Reuters Health

Hormone May Play Role In Relationships

Wednesday, July 21, 1999

Oxytocin, a hormone that plays an important role in many maternal activities, may also play a role in relationships, according to a report.

The study is one of the first to look at the biological basis for human attachment and bonding, said lead researcher, Dr. Rebecca A. Turner, adjunct professor of psychiatry at the University of California, San Francisco.

"In the animal literature, oxytocin has been implicated in maternal behaviors and pair bonding," Turner told Reuters Health in an interview. "We wanted to see if it had a similar function in human bodies."

In humans, oxytocin levels rise in women during childbirth and nursing, and it has recently been discovered that the hormone is also released during sexual orgasm in both genders.

Twenty-five women participated in the study. As part of it, they were asked to conjure a positive emotion, such as "love or infatuation." The women were also asked to recall a time of loss. In addition, some of the participants were given a 15-minute massage, which has been shown to induce oxytocin release in rats, the investigators explain.

The study examined the correlation between oxytocin levels and the women's involvement in relationships, their level of anxiety in relationships, and the difficulty they experienced being alone.

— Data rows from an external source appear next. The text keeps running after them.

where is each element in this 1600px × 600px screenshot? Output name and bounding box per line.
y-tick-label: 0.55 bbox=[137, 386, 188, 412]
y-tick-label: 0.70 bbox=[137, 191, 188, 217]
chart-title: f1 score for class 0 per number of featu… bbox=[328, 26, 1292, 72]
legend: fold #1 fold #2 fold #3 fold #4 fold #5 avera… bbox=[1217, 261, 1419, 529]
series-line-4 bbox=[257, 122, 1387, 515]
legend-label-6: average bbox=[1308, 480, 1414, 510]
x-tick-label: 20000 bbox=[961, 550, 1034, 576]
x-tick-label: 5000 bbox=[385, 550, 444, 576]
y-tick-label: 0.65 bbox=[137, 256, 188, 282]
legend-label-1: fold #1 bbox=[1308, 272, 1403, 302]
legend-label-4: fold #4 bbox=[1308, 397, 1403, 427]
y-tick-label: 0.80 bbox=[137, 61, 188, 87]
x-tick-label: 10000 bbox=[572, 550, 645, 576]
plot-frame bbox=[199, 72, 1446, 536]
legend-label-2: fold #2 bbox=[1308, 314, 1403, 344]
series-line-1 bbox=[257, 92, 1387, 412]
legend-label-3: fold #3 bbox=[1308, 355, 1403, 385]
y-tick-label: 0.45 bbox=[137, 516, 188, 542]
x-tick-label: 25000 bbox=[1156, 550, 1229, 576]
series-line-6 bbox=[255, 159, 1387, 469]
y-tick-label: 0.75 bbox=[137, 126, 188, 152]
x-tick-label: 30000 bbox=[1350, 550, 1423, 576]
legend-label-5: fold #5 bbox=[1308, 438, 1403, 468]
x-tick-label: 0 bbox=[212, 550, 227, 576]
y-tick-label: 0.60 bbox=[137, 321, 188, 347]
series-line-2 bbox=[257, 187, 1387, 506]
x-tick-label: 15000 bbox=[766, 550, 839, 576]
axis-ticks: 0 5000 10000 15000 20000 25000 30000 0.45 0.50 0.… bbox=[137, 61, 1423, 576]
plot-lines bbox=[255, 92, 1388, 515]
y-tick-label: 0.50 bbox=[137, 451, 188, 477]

Personality characteristics were measured by standardized tests, and blood samples were taken to measure oxytocin levels.

The researchers report that massage did cause oxytocin levels to rise, but recalling positive emotions did not. Negative emotions caused oxytocin levels to drop.

The study results also showed that women who had higher levels of the hormone during massage and while remembering positive emotions tended to have fewer problems in interpersonal relationships than those with lower levels. Maintaining oxytocin levels during sadness was correlated with lower anxiety in close relationships.

"It seems that having this hormone available during positive experiences and not being depleted of it during negative experiences, is associated with well-being in relationships," said Turner, who is also director of student research at the California School of Professional Psychology, Alameda.